Baca Juga: Empat Saksi Kasus Dugaan Suap Pajak Angin Prayitno Aji Mangkir dari Panggilan KPK

"KPK menghargai upaya praperadilan yang diajukan masyarakat dan berharap ada terobosan hukum baru karena dari awalpun KPK meyakini perkara BLBI BDNI ini sudah cukup bukti dan faktanya memang dakwaan jaksa KPK terbukti menurut hukum pada tingkat PN dan banding di PT Jakarta," kata Plt Juru Bicara KPK Ali Fikri saat dikonfirmasi, Senin (3/4/2021).

Ali pun memastikan lembaganya akan mengikuti semua proses praperadilan tersebut. Apalagi, KPK tentunya terus berkomitmen dalam pemberantasan korupsi di Indonesia.

"Kami tetap berkomitmen melakukan kerja yang terbaik sesuai aturan hukum yang berlaku dalam penuntasan agenda pemberantasan korupsi," ucap Ali.

Ali menegaskan KPK sudah maksimal berikhtiar dalam upaya penyelesaian perkara BLBI sampai kemudian dalam sejarah KPK berdiripun, pertama kali lakukan upaya hukum luar biasa berupa Peninjauan Kembali ke Mahkamah Agung.

"Sekalipun beberapa bulan kemudian juga kembali di tolak MA," ungkap Ali.

Maka itu, KPK mengambil opsi melakukan penghentian penyidikan, karena kasus BLBI bukan tindak pidana.

"Karena alasan bukan tindak pidana oleh karena adanya putusan akhir dari MA sehingga syarat unsur adanya perbuatan pidana penyelenggara negara tidak terpenuhi berdasarkan putusan akhir MA tersebut," ucap Ali.

Sementara itu, pasangan suami istri Sjamsul Nursalim dan Itjih Nursalim yang sempat ditetapkan tersangka hingga DPO. Mereka bersama- sama dalam satu rangkaian peristiwa dan perbuatan yang sama dengan Syafruddin Arsyad Temenggung selaku penyelenggara negara.

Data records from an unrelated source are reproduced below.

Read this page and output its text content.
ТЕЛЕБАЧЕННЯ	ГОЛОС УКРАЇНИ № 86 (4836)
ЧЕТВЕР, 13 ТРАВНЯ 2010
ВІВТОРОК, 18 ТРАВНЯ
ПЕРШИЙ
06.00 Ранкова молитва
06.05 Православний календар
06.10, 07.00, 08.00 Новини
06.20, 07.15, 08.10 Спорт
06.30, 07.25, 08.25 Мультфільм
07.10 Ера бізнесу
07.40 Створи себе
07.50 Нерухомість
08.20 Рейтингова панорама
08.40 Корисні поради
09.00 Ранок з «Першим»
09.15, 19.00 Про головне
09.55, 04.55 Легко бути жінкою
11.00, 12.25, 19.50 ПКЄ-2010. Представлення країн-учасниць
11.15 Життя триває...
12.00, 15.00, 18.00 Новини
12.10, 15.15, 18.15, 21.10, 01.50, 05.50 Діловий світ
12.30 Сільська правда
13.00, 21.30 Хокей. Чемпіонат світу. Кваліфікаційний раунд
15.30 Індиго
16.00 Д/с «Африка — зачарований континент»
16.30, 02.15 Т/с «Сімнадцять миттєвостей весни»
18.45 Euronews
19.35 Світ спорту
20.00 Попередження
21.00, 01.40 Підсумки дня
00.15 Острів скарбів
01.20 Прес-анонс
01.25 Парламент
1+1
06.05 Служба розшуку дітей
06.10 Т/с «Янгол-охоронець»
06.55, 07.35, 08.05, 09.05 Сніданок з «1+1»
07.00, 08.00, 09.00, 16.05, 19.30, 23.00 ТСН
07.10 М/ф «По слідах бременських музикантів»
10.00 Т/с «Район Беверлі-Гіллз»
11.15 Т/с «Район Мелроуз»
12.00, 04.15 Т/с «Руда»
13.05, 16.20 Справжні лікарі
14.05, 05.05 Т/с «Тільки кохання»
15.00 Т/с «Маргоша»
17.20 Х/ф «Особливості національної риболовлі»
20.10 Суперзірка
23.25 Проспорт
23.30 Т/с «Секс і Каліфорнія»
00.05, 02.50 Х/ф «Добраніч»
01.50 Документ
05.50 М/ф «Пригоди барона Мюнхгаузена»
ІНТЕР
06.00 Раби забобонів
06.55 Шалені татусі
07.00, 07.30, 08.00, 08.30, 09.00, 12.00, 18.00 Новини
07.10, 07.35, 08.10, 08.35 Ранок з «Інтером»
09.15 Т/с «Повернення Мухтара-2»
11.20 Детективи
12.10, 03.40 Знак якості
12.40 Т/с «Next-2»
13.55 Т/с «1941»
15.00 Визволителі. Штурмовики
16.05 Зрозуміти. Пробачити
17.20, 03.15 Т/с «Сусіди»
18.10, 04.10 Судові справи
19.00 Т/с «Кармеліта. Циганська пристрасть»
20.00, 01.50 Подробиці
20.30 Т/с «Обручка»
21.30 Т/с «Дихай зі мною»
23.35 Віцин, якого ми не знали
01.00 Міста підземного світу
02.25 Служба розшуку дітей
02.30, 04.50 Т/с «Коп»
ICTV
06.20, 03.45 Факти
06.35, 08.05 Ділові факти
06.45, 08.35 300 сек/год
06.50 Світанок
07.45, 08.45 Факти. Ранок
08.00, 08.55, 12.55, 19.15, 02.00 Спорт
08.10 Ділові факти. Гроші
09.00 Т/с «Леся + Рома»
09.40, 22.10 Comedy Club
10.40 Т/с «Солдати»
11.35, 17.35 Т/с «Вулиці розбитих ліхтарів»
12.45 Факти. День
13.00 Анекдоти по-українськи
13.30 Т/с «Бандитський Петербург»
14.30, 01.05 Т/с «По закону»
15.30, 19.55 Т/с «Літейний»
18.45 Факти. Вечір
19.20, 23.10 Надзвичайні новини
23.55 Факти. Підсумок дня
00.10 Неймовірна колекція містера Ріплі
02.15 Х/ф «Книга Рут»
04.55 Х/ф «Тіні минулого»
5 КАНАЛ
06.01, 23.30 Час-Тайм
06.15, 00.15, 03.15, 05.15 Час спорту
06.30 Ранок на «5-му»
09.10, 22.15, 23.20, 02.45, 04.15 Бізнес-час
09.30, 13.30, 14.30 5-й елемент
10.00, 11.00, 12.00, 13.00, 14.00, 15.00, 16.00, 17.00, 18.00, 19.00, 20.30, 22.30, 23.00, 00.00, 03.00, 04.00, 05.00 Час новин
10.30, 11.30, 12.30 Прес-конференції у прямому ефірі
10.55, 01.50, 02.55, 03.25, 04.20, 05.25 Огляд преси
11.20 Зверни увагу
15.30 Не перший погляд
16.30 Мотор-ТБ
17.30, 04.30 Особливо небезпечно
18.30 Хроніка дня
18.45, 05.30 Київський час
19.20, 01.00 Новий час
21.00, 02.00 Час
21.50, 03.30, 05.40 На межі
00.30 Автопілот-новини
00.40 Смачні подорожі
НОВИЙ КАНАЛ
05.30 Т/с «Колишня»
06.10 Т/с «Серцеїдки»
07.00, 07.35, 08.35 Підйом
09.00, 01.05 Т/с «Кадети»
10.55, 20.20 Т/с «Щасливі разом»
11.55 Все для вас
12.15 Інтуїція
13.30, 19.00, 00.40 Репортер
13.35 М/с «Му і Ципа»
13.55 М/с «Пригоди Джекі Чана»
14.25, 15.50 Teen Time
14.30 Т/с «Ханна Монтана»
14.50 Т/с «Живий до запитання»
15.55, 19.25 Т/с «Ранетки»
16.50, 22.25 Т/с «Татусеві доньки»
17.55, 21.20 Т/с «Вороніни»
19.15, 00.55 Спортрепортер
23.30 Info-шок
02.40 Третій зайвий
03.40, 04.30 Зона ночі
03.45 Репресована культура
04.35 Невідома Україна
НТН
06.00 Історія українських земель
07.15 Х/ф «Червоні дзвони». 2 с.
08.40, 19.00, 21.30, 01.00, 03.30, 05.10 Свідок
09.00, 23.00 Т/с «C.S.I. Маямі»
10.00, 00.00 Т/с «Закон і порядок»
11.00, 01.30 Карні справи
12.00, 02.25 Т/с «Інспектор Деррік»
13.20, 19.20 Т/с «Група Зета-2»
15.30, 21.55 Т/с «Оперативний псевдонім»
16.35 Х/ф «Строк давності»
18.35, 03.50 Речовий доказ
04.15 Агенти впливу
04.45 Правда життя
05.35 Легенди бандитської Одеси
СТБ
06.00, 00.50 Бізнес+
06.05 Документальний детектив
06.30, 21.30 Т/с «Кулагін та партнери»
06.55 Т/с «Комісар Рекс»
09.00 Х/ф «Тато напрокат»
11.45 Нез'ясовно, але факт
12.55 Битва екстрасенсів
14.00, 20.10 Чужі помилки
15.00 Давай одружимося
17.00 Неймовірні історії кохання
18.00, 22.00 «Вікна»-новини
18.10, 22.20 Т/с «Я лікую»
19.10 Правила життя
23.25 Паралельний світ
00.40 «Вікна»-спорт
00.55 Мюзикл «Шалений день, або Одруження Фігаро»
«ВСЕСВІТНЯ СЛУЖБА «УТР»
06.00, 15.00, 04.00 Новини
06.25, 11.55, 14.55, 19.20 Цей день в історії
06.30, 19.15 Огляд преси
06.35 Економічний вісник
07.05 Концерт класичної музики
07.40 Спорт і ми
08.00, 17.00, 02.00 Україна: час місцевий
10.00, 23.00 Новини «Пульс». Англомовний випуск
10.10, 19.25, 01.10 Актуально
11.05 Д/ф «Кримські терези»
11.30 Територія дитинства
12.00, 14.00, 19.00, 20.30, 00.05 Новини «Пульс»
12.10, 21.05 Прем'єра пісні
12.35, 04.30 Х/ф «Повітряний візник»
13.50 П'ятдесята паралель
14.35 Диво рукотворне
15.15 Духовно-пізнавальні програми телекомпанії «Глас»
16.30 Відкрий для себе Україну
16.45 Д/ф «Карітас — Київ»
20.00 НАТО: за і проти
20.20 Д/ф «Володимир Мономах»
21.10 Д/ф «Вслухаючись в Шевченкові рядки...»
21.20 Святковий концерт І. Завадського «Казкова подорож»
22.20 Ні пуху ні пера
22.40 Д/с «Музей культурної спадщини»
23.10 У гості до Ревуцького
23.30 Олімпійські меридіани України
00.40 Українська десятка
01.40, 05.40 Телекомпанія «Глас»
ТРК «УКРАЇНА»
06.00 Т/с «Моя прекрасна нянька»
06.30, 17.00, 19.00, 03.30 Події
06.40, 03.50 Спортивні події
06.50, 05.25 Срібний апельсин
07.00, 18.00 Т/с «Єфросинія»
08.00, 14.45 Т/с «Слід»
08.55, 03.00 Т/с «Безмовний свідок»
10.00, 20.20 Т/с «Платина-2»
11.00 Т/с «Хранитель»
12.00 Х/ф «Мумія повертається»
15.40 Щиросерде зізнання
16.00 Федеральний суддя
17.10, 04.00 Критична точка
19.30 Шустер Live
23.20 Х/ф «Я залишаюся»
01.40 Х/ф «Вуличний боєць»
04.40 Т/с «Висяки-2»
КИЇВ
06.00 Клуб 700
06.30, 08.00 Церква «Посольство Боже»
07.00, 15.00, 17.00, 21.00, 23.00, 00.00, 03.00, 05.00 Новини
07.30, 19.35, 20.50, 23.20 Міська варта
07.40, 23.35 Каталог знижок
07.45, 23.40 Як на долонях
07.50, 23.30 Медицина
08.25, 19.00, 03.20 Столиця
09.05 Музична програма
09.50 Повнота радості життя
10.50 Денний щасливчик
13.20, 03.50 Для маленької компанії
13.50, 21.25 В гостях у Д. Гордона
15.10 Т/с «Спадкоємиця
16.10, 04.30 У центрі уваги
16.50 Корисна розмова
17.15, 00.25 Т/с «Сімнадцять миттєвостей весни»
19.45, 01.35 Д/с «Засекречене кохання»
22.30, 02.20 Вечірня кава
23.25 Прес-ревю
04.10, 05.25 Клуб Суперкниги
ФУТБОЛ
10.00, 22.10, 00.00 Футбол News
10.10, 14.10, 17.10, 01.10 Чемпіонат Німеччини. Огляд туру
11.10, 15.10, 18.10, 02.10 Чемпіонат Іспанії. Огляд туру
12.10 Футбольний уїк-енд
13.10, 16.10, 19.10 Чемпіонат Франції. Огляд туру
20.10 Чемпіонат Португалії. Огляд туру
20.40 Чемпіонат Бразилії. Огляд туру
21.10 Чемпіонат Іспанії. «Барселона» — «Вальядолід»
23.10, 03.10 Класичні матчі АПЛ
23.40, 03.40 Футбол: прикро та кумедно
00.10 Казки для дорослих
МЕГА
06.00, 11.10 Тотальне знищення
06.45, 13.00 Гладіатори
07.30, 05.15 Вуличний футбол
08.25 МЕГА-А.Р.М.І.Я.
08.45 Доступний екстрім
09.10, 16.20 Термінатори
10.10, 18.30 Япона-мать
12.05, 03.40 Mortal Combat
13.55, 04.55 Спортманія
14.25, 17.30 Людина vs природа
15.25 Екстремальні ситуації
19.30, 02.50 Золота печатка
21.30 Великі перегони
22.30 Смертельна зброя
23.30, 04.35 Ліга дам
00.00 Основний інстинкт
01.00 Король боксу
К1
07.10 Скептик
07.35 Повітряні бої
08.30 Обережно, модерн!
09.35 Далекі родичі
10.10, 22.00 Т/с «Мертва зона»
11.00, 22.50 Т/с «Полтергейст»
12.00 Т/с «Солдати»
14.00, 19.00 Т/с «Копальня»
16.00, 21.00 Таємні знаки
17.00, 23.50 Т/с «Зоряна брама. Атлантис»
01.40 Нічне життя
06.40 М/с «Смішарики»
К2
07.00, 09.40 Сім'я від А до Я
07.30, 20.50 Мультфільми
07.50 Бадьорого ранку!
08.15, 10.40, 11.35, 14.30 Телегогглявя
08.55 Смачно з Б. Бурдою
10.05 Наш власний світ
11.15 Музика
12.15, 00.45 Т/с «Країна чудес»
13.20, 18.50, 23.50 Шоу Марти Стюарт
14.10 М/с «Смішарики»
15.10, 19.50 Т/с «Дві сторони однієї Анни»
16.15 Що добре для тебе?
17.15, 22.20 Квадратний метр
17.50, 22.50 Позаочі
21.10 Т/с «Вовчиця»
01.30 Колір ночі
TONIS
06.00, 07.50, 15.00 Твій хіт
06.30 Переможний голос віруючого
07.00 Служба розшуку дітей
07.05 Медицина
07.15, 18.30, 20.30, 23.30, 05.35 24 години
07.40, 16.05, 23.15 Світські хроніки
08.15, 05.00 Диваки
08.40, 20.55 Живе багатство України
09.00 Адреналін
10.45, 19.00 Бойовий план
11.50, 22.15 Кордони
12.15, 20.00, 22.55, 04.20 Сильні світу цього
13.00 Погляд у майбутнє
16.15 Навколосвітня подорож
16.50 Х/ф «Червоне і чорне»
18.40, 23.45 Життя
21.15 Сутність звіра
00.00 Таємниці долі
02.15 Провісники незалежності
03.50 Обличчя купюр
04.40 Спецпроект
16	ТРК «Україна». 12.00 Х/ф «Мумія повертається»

"Karena sudah ada putusan MA menyatakan peristiwa dan rangkaian perbuatanya sebagai materi penyidikan. Bukan tindak pidana sehingga tentu tidak dapat dipaksakan untuk dilanjutkan dan dibawa ke peradilan pidana," ungkap Ali.

Jadi, kata Ali, perkara Sjamsul dan Itjih bukan karena tidak selesai penyidikan dan tidak cukup bukti atau karena tersangkanya DPO yang tidak bisa ditemukan.

Sementara itu, KPK terkait untuk melakukan peluang gugatan perdata sebagaimana ketentuan Pasal 32 UU Tipikor, tentu berdasarkan undang-undang, KPK tidak memiliki kewenangan dan legal standing sebagai penggugat melalui jalur perdata.

Maka itu, KPK kata Ali, menyerahkan sepenuhnya kepada pemerintah yang membentuk tim satgas kasu BLBI untuk mengambil aset-aset untuk dikembalikan ke negara.

"KPK dukung dan akan support data yang kami miliki terkait upaya yang akan dilakukan oleh Satgas BLBI," tutup Ali.